>>> "Joshua D. Drake" <jd(at)commandprompt(dot)com> wrote:
> On Thu, 2008-11-06 at 13:02 -0600, Kevin Grittner wrote:
>> the new kernel
>> defaulted to using write barriers, while the old kernel didn't.
Since
>> we have a BBU RAID controller, we will add nobarrier to the fstab
>> entries.
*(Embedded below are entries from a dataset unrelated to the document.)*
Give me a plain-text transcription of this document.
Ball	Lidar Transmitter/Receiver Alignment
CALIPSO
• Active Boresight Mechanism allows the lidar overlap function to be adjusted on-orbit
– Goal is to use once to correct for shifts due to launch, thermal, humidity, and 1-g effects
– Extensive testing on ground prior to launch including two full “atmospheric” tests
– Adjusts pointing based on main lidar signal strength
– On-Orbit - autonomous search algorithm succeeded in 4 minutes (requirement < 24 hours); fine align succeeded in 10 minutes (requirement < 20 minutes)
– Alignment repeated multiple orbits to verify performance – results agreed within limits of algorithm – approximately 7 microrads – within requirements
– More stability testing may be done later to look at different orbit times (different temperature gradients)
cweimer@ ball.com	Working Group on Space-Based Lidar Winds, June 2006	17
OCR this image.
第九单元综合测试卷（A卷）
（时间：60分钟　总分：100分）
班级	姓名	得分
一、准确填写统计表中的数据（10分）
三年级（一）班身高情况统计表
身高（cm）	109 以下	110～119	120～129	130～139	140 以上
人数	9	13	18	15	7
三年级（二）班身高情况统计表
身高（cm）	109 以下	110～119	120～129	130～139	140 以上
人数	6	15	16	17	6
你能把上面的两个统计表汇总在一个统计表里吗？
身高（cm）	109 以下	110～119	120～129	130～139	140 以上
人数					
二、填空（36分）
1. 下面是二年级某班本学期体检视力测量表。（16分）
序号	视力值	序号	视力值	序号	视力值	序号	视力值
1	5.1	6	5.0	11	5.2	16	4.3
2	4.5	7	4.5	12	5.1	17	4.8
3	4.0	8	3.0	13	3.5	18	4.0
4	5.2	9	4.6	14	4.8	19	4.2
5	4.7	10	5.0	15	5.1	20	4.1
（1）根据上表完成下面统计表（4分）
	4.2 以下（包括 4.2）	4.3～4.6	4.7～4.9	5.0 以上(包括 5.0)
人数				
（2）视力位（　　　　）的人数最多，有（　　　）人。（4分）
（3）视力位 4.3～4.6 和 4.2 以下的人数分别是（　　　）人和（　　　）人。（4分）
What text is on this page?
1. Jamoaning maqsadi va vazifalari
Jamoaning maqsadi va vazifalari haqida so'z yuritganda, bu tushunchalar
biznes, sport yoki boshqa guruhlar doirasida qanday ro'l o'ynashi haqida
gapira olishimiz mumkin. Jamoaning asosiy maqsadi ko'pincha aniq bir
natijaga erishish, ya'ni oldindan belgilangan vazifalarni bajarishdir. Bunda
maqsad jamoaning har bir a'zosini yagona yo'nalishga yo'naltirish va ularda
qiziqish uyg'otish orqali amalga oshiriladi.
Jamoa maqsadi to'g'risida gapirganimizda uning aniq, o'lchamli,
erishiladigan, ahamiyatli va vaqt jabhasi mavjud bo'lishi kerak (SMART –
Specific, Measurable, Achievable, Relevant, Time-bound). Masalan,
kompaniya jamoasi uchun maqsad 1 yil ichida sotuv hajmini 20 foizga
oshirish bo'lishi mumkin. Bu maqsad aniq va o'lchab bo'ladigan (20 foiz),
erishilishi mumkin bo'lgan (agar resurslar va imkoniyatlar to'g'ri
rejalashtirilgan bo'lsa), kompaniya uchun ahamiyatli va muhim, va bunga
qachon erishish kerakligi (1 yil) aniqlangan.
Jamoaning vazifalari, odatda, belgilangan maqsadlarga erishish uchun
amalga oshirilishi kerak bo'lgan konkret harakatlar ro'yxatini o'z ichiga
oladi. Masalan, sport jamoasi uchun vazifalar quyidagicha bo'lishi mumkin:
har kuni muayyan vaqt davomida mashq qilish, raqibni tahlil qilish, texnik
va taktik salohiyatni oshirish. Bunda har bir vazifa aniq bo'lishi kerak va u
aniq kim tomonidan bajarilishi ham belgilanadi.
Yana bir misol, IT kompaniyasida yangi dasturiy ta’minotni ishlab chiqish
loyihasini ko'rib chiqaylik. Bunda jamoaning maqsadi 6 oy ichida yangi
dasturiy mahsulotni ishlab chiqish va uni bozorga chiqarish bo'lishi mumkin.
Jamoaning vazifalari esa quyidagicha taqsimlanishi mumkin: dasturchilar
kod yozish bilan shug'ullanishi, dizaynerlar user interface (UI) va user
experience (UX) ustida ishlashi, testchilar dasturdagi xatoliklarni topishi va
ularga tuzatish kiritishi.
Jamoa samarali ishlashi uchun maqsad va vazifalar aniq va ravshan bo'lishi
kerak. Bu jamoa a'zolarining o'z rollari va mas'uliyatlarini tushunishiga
This makes file creation and unlink each about 20 times
>> faster.
>
> Woah... which version of the kernel was old and new?
old:
kgrittn(at)DBUTL-PG:/var/pgsql/data/test> cat /proc/version
Linux version 2.6.5-7.287.3-bigsmp (geeko(at)buildhost) (gcc version 3.3.3
(SuSE Linux)) #1 SMP Tue Oct 2 07:31:36 UTC 2007
kgrittn(at)DBUTL-PG:/var/pgsql/data/test> uname -a
Linux DBUTL-PG 2.6.5-7.287.3-bigsmp #1 SMP Tue Oct 2 07:31:36 UTC 2007
i686 i686 i386 GNU/Linux
kgrittn(at)DBUTL-PG:/var/pgsql/data/test> cat /etc/SuSE-release
SUSE LINUX Enterprise Server 9 (i586)
VERSION = 9
PATCHLEVEL = 3
new:
kgrittn(at)SAWYER-PG:~> cat /proc/version
Linux version 2.6.16.60-0.27-smp (geeko(at)buildhost) (gcc version 4.1.2
20070115 (SUSE Linux)) #1 SMP Mon Jul 28 12:55:32 UTC 2008
kgrittn(at)SAWYER-PG:~> uname -a
Linux SAWYER-PG 2.6.16.60-0.27-smp #1 SMP Mon Jul 28 12:55:32 UTC 2008
x86_64 x86_64 x86_64 GNU/Linux
kgrittn(at)SAWYER-PG:~> cat /etc/SuSE-release
SUSE Linux Enterprise Server 10 (x86_64)
VERSION = 10
PATCHLEVEL = 2
To be clear, file create and unlink speeds are almost the same between
the two kernels without write barriers; the difference is that they
were in effect by default in the newer kernel.